Mary’s dissertation and the book that came out of it, Early Chinese Revolutionaries: Radical Intellectuals in Shanghai and Chekiang, 1902–1911 (Harvard 1971), essentially transformed our understanding of China’s Republican Revolution of 1911. Prior to this time, that revolution was understood primarily as the work of the heroic “father of his country,” Sun Yat-sen, and of the Revolutionary Alliance, the antecedent of today’s Nationalist Party, that Sun organized and led. Expansion beyond an appreciation of Sun’s personal role had been limited to a few studies of some of Sun’s closest allies, such as Huang Xing and Song Jiaoren. By focusing her research on the incendiary activities of groups of young people, mostly students, who were quite outside of Sun’s orbit, Early Chinese Revolutionaries opened our eyes to the fact that 1911 was a far more diverse and complicated phenomenon than we had assumed. The book also helped pave the way for a new social history, not only of the revolution, but of modern Chinese history more broadly.

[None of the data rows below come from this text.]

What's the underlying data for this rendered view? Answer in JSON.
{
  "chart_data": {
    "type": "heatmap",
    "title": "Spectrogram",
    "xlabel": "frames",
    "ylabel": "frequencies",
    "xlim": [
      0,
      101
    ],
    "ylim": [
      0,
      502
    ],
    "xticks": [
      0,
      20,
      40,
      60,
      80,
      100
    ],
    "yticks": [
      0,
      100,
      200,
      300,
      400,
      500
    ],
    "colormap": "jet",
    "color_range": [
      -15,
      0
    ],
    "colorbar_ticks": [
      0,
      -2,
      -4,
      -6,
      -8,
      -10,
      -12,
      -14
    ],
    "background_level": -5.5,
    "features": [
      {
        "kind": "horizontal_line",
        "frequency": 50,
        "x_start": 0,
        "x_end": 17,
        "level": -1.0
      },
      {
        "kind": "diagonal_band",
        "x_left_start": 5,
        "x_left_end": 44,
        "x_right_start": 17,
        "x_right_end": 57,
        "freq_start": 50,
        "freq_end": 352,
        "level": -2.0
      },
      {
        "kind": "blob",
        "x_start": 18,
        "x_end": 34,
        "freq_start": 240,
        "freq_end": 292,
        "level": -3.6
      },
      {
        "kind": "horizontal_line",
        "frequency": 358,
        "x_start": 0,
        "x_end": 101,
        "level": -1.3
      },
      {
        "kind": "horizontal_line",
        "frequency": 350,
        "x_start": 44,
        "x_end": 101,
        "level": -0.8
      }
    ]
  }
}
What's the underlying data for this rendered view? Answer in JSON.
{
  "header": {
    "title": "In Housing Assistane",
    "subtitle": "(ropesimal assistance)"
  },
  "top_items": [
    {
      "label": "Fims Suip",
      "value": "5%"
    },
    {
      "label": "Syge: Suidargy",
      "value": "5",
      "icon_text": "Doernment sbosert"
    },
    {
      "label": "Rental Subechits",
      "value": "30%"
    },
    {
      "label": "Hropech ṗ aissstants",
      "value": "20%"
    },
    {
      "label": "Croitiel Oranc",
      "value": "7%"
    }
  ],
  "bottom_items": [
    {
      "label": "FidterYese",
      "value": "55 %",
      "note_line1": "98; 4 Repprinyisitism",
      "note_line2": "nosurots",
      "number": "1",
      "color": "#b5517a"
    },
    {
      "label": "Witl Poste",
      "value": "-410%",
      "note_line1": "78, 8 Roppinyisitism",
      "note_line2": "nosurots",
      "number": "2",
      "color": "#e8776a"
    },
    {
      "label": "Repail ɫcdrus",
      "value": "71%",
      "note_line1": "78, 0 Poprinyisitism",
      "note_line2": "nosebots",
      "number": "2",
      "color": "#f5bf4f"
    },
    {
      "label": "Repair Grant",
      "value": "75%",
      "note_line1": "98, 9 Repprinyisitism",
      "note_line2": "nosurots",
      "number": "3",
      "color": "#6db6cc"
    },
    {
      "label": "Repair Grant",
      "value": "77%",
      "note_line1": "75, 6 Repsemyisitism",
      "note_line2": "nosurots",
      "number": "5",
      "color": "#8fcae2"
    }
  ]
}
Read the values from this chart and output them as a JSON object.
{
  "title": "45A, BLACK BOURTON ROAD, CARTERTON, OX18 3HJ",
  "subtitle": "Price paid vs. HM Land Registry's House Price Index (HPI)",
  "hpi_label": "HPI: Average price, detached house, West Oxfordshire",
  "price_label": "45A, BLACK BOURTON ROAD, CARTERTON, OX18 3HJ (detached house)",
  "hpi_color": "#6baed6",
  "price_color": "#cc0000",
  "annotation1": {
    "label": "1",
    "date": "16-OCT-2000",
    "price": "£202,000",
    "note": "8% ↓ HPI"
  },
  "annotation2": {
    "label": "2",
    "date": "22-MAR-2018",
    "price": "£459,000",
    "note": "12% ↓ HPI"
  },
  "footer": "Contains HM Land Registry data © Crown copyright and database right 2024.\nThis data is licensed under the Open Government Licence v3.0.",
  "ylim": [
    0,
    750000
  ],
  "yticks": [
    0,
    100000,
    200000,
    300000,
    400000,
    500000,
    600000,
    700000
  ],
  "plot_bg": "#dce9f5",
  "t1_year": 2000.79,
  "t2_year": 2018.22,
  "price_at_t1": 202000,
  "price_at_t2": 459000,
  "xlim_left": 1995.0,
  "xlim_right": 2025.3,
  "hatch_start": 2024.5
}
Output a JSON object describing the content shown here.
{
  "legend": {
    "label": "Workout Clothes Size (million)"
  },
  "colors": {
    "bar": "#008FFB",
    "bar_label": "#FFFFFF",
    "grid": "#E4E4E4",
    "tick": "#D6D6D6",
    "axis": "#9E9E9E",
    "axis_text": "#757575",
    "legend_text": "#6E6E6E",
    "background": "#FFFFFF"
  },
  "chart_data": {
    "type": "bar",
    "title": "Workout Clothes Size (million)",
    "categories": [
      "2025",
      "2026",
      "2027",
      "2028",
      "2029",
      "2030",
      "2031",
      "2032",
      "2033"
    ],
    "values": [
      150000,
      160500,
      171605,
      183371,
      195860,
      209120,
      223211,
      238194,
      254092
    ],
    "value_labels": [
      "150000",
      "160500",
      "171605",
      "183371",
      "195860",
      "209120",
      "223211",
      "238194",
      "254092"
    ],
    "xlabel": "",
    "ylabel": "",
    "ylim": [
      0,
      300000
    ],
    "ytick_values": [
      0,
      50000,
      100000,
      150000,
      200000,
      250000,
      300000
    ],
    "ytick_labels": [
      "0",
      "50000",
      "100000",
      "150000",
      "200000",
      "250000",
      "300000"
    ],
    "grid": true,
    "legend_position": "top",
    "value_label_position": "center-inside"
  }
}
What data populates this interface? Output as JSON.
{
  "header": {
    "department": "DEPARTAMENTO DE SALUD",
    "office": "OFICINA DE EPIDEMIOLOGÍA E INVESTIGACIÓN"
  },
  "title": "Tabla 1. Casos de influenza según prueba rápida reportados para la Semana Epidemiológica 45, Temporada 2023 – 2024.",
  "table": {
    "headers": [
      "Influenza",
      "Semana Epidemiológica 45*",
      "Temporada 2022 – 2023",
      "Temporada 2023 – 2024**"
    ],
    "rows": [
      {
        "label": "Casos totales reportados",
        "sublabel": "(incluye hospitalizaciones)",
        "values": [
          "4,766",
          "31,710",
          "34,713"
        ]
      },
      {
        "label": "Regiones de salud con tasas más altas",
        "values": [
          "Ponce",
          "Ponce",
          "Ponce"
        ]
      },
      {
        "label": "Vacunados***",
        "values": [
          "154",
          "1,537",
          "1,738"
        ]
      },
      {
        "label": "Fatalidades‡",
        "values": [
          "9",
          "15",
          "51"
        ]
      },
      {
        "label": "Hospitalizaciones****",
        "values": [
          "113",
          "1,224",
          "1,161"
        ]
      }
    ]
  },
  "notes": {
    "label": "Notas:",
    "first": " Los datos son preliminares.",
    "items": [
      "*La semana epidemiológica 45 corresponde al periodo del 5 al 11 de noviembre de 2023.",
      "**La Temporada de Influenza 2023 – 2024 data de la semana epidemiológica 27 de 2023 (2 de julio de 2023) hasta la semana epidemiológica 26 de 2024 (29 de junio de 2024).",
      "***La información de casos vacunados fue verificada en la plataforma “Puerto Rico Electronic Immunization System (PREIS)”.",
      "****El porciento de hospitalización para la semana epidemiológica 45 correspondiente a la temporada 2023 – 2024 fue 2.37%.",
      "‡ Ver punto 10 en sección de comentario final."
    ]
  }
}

It did one more thing of great importance. Central among the young revolutionaries upon whom Mary focused, in this book and even more in her related 1968 article “The Tenacity of Tradition,” was Qiu Jin (1877–1907), a woman. Mary’s article was in fact a landmark in what one later scholar called “engendering the Chinese revolution”—awakening scholars to the critical part played by women in the processes of Chinese history, revolutionary and otherwise. Both because of her own femininity and her choice of a feminine protagonist, Mary served as inspiration for innumerable young female scholars of modern China who would follow in her wake.
Mary’s second monograph, Elite Activism and Political Transformation in China (Stanford 1986), solidified her leadership in the field of late imperial social history, and is in my opinion one of the most important works in that field published in the past half century. Philip Kuhn in 1970 had demonstrated how militia leadership in the face of the Taiping threat had shifted the balance of power in local society decisively away from local officials—paid representatives of the central imperial authority—into the hands of local literati landowners. Taking off from this, Mary’s book showed how this local elite power was progressively solidified in the era of postwar reconstruction, and over the next half century was coordinated, expanded, and politicized, so that by 1911 imperial rule could be dispensed with, less as a hated undemocratic imposition, than as simply superfluous to the effective governance of the localities and the nation. A few years later, Mary convened a conference and edited a volume, Chinese Local Elites and Patterns of Dominance (California 1990, co-edited with Joseph W. Esherick), which brought together work by a dozen or so younger scholars—myself included—who had been profoundly influenced by her work in the conduct of their own, interrelated studies of local history.
This latter volume is but one testament to Mary’s legacy as a mentor. Ironically, for one who by choice never held a regular faculty position, Mary has been arguably the most influential teacher in the field of Chinese social history. She has done this through a number of means. First was her ready willingness to read and comment in detail on work in progress by younger scholars. Second was her service for more than a decade as co-editor of the vanguard journal in the field, then known as Ch’ing-shih wen-t’i and now as Late Imperial China. And third was her hosting of a monthly meeting of area specialists in this field for discussion of new scholarship, convened most often in “Rankin’s salon,” that is, the living room in her Georgetown home. This salon served as incubator for some of the most important new work on Chinese history produced during the past several decades. With Mary’s departure to Montana, that incubator will be missed, but we hope that the new Reading Room named in her honor will have something of the same effect.